Service hangs when tracing is enabled


I have a very odd issue in one of my API services. When tracing is enabled the service hangs and stops working. Not sure how to debug the issue as I have other services using the same tracing code and they work well.
The services run in Kubernetes using istio service mesh. Tempo distributed is deployed in the cluster. The tracing is based on zipkin/opencensus.

endpoint = zipkin.Endpoint(servicename, iphost:port). // tried different ports here with no difference
reporter = zipkin.NewReporter(temp_url)
exporter = zipkin.NewExporter(reporter, endpoint)

I have checked the code and couldn’t find any problem as the code is the same as the other API services that have no problems. The containers are based on the same base image and there doesn’t seem to be any restrictions on outbound communication. The issue starts showing up when tracing is enable i.e trace.ApplyConfig(trace.Config{DefaultSampler: trace.NeverAlways()}) and the code tries to send traces to the tempo-distributor. There doesn’t seem to be communication between the app and tempo distributer as looking at the logs there is no sign of the distributer getting any tracing.

Has anyone experienced similar issues? Any pointers or ideas of how to debug it? Workarounds?.
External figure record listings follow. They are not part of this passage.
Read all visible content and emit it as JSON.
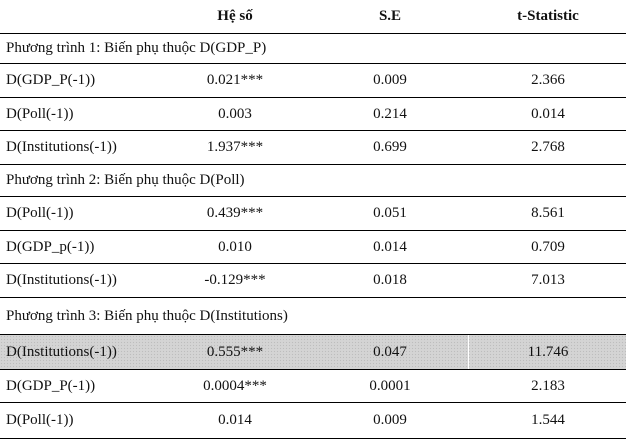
{
  "headers": [
    "",
    "Hệ số",
    "S.E",
    "t-Statistic"
  ],
  "sections": [
    {
      "title": "Phương trình 1: Biến phụ thuộc D(GDP_P)",
      "rows": [
        [
          "D(GDP_P(-1))",
          "0.021***",
          "0.009",
          "2.366"
        ],
        [
          "D(Poll(-1))",
          "0.003",
          "0.214",
          "0.014"
        ],
        [
          "D(Institutions(-1))",
          "1.937***",
          "0.699",
          "2.768"
        ]
      ]
    },
    {
      "title": "Phương trình 2: Biến phụ thuộc D(Poll)",
      "rows": [
        [
          "D(Poll(-1))",
          "0.439***",
          "0.051",
          "8.561"
        ],
        [
          "D(GDP_p(-1))",
          "0.010",
          "0.014",
          "0.709"
        ],
        [
          "D(Institutions(-1))",
          "-0.129***",
          "0.018",
          "7.013"
        ]
      ]
    },
    {
      "title": "Phương trình 3: Biến phụ thuộc D(Institutions)",
      "rows": [
        [
          "D(Institutions(-1))",
          "0.555***",
          "0.047",
          "11.746"
        ],
        [
          "D(GDP_P(-1))",
          "0.0004***",
          "0.0001",
          "2.183"
        ],
        [
          "D(Poll(-1))",
          "0.014",
          "0.009",
          "1.544"
        ]
      ]
    }
  ]
}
This issue has been resolved.
The problem was on our end. There was some refactoring to our codebase and the tracing setup was moved out from the main into a separate function causing the tracer to close on exit. Zipkin reporter uses channels to send spans to a go routine and this send to the backend, in our case, tempo. Because the tracer was previously closed there was no receiver to the span channel and hence the reason of the hanging as this is a blocking operation.